Farthmann: In der Tat. Das liegt zum Teil auch daran, daß wir die ganze Ausländerdiskussion derartig ideologisch befrachtet haben und daß viele sich gar nicht mehr trauen, ihre eigene wirkliche Auffassung zu formulieren. Es ist natürlich ein Mangel an Demokratie, wenn nicht das ganze Meinungsspektrum zum Ausdruck kommt. Deshalb ist auch die sogenannte political correctness, zumindest deren extreme Ausprägung, so verderblich.

Fehlt in Deutschland nicht ein positives Nationalgefühl, das Deutsche und Ausländer eine Basis bietet, gemeinsam eine selbstbewußte Nation zu bilden?

Farthmann: Ich glaube wohl, daß das in der öffentlichen Diskussion zu kurz kommt. Daß die Deutschen dafür ein Gefühl haben, glaube ich durchaus. Denn Sie erleben überall, daß etwa der türkische Kleinhändler genauso mit zum Stadtteil gehört und genauso von Deutschen aufgesucht wird. Die Deutschen haben ja gar nicht den Wunsch, sich abzugrenzen, sie haben nur die Angst, daß sie von der großen Zahl in die Enge getrieben werden.

Ist das Konzept der "deutschen Leitkultur", wie Friedrich Merz es angeregt hat, nicht ein Weg zur Integration und damit eine ausländerfreundliche Lösung, die den Deutschen ihre Ängste nehmen könnte?

Farthmann: Ich weiß nicht, was Herr Merz unter diesem Begriff versteht. Ich habe aber volles Verständnis dafür, daß Bürger sich mit ihrer Heimat identifizieren wollen. Dazu gehört natürlich auch die kulturelle Identifizierung. Und ich glaube, die meisten unserer Menschen wollen, daß Deutschland im Grundgefüge so bleibt, wie es von der abendländisch-christlichen Kultur geprägt worden ist. Ich habe in meiner aktiven politischen Zeit mit vielen Bürgern gesprochen, die mir mit Tränen in den Augen erklärt haben, daß sie die Straße, in der sie aufgewachsen sind und über fünfzig Jahre gelebt haben, nicht mehr wiedererkennen. Natürlich findet solcher Wandel aus vielerlei Gründen statt und ist grundsätzlich auch nicht zu beanstanden. Aber man ist als Politiker auch verpflichtet, solche Sorgen ernst zu nehmen.
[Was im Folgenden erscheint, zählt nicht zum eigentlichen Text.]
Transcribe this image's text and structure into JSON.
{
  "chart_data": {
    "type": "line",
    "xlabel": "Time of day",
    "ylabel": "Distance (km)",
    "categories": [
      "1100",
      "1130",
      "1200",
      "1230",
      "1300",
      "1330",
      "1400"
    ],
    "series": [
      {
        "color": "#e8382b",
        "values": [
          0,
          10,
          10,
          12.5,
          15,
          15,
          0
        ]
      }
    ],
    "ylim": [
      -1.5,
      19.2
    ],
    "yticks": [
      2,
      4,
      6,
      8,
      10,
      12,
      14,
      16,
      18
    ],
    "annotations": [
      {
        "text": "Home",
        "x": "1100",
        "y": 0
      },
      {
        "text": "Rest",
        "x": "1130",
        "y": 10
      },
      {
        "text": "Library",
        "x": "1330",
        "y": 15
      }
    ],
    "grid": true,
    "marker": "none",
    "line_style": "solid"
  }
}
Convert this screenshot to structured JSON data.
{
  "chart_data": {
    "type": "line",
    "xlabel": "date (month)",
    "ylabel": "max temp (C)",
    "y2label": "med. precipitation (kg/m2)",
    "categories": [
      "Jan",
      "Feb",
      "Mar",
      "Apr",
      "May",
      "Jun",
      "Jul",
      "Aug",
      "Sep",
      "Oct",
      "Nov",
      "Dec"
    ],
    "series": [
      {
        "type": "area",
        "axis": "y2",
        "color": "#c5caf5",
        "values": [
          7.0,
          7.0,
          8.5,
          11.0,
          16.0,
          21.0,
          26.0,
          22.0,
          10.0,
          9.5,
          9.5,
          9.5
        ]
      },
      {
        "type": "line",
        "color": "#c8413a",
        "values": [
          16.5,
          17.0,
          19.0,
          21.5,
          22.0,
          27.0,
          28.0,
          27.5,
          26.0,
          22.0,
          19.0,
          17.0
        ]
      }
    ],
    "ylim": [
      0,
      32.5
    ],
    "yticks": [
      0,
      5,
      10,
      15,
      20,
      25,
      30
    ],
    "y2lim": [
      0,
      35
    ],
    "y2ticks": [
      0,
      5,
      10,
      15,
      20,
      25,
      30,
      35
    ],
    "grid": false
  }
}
Fordern Grüne und linke SPD nicht genauso eine deutsche Leitkultur, nur geben sie das nicht zu? Eine, etwa religiös motivierte, Differenz der Rolle der Frau in ausländischen Kulturen zum Beispiel würden sie nie und nimmer als gleichrangig zur deutschen Emanzipationskultur akzeptieren.

Farthmann: Das ist in der Tat eine seltsamer Widerspruch. Ich beobachte auch mit Verwunderung und nicht ohne ein gewisses inneres Amüsement, wie sich in diesem Punkt die Prinzipien stoßen. Das gilt auch für den Umweltschutz. Denn jeder, der unbegrenzte Zuwanderung will, muß wissen, daß mit jeder Million zusätzlicher Bürger sounds viel Autos mehr auf den Straßen, soundso viel Abfall mehr, und soundso viel zusätzliche Bebauung verbunden ist. Allerdings habe ich insofern Bedenken gegen den Begriff "Leitkultur", als ich finde, daß man Menschen ihre Kultur nicht vorschreiben kann – das muß jeder in seiner Brust entscheiden.

Aber der Begriff "Leitkultur" beinhaltet das Akzeptieren verschiedener Kulturen – was sollte sonst auch angeleitet werden?

Farthmann: Dieser Begriff könnte aber auch bedeuten, daß Leitkultur angibt, was die Mehrheit denken soll. So etwas würde ich für links wie auch für rechts ablehnen,weil es freiheitsfeindlich wäre.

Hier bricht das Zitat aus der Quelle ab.